2) Find the goods: Everyone and their brother has access to a computer nowadays. Meaning, if you see an 64GB  iPad in your town selling for $50, then a million other people have seen that same post. Don't get me wrong, monitor the marketplace, but don't rely completely on it for your merchandise. The unusually good deals are exactly where you'd expect to find them:

-yard sales

-college dump-and-runs

-estate sales/auctions

-mom and pop shops (where negotiation is encouraged)

-pawn shops

If you can't find good deals, then you aren't looking in the right places. 

3) Pricing: This is where it gets a bit hairy. You obviously have to mark your product up, otherwise you'll simply be treading water. If you see your prize widget in the store for $20, but find that it could sell for $50 online, what do you decide on? The answer is "it depends". One of the variables is when will you next come across that same widget? Is it collectible? Is it incredibly common? Clearly, if it is valuable or rare, and in demand (which means someone will pay money for it-remember, rare does not necessarily mean valuable), you have the opportunity to make a bit more, but the tradeoff is turnaround time. If you have a steady stream of goods coming in and can afford to wait to make that extra $50, $100, $500, then by all means, wait. On the other hand, if it's something you're likely to come across your next round through the pawn shops, then price it to move. Cash flow is king. It's better to make $5 three times today than wait to make $20 the day after tomorrow. The reason is that your $15  could have been put to work for another two days (an additional $30) by the time you 'held out' for that $20. 
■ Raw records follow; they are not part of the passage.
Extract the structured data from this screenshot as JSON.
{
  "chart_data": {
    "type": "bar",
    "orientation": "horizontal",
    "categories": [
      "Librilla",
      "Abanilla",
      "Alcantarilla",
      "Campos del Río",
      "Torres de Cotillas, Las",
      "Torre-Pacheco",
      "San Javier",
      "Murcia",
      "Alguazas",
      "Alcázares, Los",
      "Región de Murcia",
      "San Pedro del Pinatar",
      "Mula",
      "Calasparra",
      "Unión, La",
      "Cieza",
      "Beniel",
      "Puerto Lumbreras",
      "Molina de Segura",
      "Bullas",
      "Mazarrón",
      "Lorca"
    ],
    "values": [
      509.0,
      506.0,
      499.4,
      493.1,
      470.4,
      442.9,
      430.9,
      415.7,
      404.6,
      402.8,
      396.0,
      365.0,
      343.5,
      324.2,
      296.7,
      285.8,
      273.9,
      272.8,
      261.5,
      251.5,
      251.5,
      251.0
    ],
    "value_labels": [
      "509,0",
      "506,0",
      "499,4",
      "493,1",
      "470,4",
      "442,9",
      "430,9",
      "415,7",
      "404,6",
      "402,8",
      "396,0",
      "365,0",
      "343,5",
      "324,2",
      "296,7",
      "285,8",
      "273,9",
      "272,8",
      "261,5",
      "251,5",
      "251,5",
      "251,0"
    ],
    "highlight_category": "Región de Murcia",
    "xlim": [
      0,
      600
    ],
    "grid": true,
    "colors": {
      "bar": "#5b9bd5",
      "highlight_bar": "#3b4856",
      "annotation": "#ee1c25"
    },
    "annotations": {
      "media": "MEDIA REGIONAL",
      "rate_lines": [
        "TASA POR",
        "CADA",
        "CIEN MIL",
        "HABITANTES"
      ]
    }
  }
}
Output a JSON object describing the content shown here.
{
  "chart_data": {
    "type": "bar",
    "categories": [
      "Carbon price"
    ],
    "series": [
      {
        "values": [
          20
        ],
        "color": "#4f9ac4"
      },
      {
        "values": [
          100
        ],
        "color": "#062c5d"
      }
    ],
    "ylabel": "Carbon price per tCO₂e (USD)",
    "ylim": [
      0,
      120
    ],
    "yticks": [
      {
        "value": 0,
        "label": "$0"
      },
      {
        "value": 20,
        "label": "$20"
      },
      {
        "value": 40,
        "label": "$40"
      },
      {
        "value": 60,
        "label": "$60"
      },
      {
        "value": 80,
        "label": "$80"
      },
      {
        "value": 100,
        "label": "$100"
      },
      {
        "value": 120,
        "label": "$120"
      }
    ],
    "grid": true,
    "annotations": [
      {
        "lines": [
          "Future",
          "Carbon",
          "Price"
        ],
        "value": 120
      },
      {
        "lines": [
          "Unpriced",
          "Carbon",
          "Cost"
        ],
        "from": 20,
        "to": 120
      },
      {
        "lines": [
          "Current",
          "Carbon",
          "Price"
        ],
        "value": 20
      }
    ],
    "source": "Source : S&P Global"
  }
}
4) Buying and Negotiating: This makes a lot of peoples' blood run cold. Every culture is different, and every set of family values is different. Some cultures (and families) believe that a very deal-centric process is ideal and will go as far as screaming and throwing things to get that deal while others are very relationally-oriented, valuing the manner in which that deal is conducted in order to preserve the relationship. The truth is, there are no hard an fast rules, and it's not possible to empirically prove which philosophy is "better". Personally, if an item is priced well (meaning I can make at least  10% and still sell in a reasonable timeframe), then I will ask the seller once "if he/she'd be willing to sell for less", and then will either buy or not buy. If it's priced according to the fair market value or above, I'll ask no more than three times for any reason. As a personal rule, whatever price I have at request number three is what I walk away with.